I threw up my hands at God. Don't you know I am finished? Don't you know I have nothing left to give these needy children? 

"I have given you everything you need for life and godliness." He gently prodded my heart. I didn't want to hear it. I didn't believe Him. He has given me more than I can manage. He doesn't know what it's like to deal with the chaos I have rolled up in the small bodies of my energetic boys. 

Begrudgingly I opened my bible to James. Just because it is my favorite. I skimmed the beginning. I couldn't stomach that count it all joy stuff. I really started at verse 3: "
If any of you lacks wisdom, let him ask God, who gives generously to all without reproach, and it will be given him." Yes God, please, give me wisdom on how to parent these boys through their young years. 
But the next verses really convicted me: 

"But let him ask in faith, with no doubting, for the one who doubts is like a wave of the sea that is driven and tossed by the wind. 
For that person must not suppose that he will receive anything from the Lord;" 
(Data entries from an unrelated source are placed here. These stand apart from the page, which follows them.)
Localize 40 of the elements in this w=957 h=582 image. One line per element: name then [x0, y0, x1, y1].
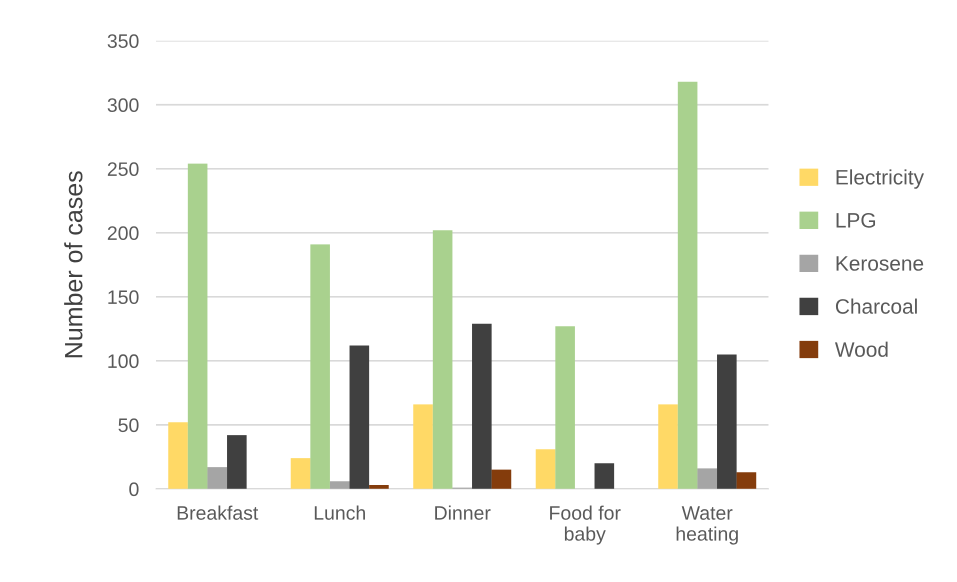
legend-label: Electricity	[836, 169, 924, 189]
y-tick-label: 300	[108, 98, 139, 112]
legend-label: LPG	[836, 212, 876, 228]
y-axis-title: Number of cases	[64, 171, 82, 358]
bar	[168, 422, 188, 489]
bar	[594, 463, 614, 489]
bar	[717, 354, 737, 489]
legend-label: Wood	[834, 342, 888, 357]
x-tick-label: Breakfast	[178, 506, 258, 520]
bar	[472, 324, 492, 489]
bar	[369, 485, 389, 489]
bar	[736, 472, 756, 489]
y-tick-label: 0	[129, 482, 139, 496]
y-tick-label: 100	[108, 354, 139, 368]
bar	[678, 82, 698, 489]
bar	[207, 467, 228, 489]
y-tick-label: 50	[118, 418, 139, 432]
legend-label: Kerosene	[836, 256, 924, 271]
bar	[413, 404, 433, 489]
bar	[536, 449, 556, 489]
x-tick-label: Food for baby	[550, 506, 621, 545]
y-tick-label: 350	[108, 34, 139, 48]
bar	[350, 345, 370, 489]
x-tick-label: Lunch	[314, 506, 365, 520]
bar	[290, 458, 310, 489]
y-tick-label: 200	[108, 226, 139, 240]
y-tick-label: 150	[108, 290, 139, 304]
bar	[492, 470, 512, 489]
bar	[310, 244, 330, 489]
bar	[697, 468, 718, 489]
bar	[432, 230, 452, 489]
y-tick-label: 250	[108, 162, 139, 176]
bar	[555, 326, 575, 489]
bar	[330, 481, 350, 489]
x-tick-label: Dinner	[435, 506, 491, 520]
bar	[188, 164, 208, 489]
bar	[227, 435, 247, 489]
legend-label: Charcoal	[836, 298, 917, 314]
x-tick-label: Water heating	[676, 506, 738, 545]
bar	[658, 404, 678, 489]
I was doubting. There was no excusing it. 

Every time I repeat my old familiar line, I cannot manage my own children, I am doubting God. Every time I refuse to believe that he has given me everything I need not only to do my life, but to do it with godliness, I doubt him. I fail to trust. I fail to have faith. When I step out in calm waters, its easy to believe that God can give me the wisdom I need to shepherd my children toward his heart. But when the waves of sleepless children and disobedient hearts shake me, I doubt God's plan. I doubt his goodness. I doubt that every small task in my life is a kindness meant to guide my soul closer to his.
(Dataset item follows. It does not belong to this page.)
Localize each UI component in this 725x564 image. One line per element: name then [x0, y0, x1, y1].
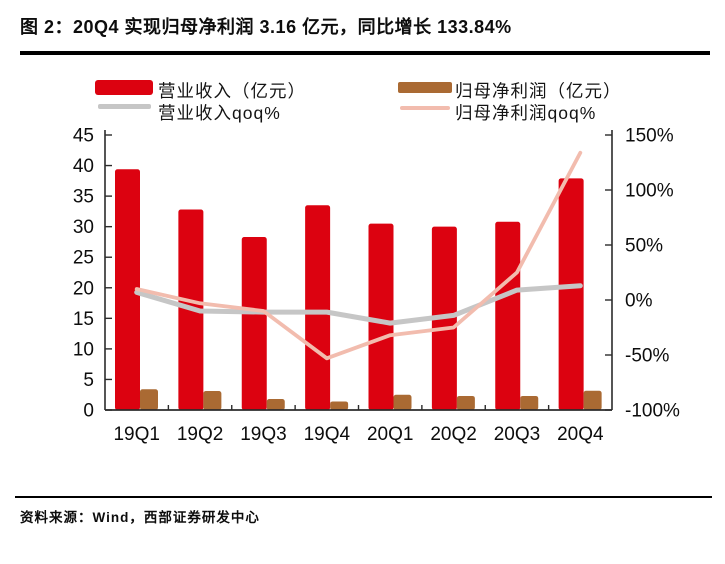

This morning I went out skiing. I was busy with my boys when my dad popped in and told me the lake was glass. I peeked out the window and confirmed it for myself. Since turning 30, I have decided that the physical work of skiing is only worth it if the water is going to be perfect. But by the time I got in my swimming suit and wet suit, the boys in life jackets, the ski and rope and gloves secured, the glassy water had turned to ripples.

"We'll find smooth water." my dad assured me. I didn't feel confident, but I since I had already done the work of getting out there, I was going. We drove through the ripples, and I decided it wasn't so bad. It wasn't perfect, but it wasn't waves. Then we hit some boat wakes, and my confidence dropped. Would this tired, broken body of mine hold up? As silly as it sounds, I was afraid. Afraid that I would lose control, afraid I would fall in front of my kids. As I started to bounce, I made my way back inside the wake. The waves bounced around me, but in the safety of the wake, my way was smooth. The beauty of the boat is that it slices through the rough water, leaving a smooth path behind for a tired, scared skier like me. I focused on the strength of the boat and it didn't fail to pull me through the rough to the smooth glassy water on the other side of the waves. 

The beauty of trusting in God is that when the troublesome waters of everyday life start to roll, He goes before us. His promises can make the most dangerous waters glassy smooth under our feet. But this wisdom is not granted when we aren't trusting in Him. God is bountiful with his promises and goodness, but we have to receive them. 

Open up your heart dear friend, God's promises are waiting to guide you through your turbulent waters. God has wisdom waiting for any situation, but you must trust in Him to receive it. He can make the water beneath your feet peaceful and smooth even as the waves rage around you. 

In Mark 9, an overwhelmed father brings his demon possessed son to Jesus for healing. May his honest words be the battle cry of every parent who finds their beautiful children to be more than they can manage:

"I believe; help my unbelief!"

Pray it daily. Whisper it in the moments you cannot manage to trust in God's promises through your own power. Shout it when you need to know God hears you. Then be still and know that He is God.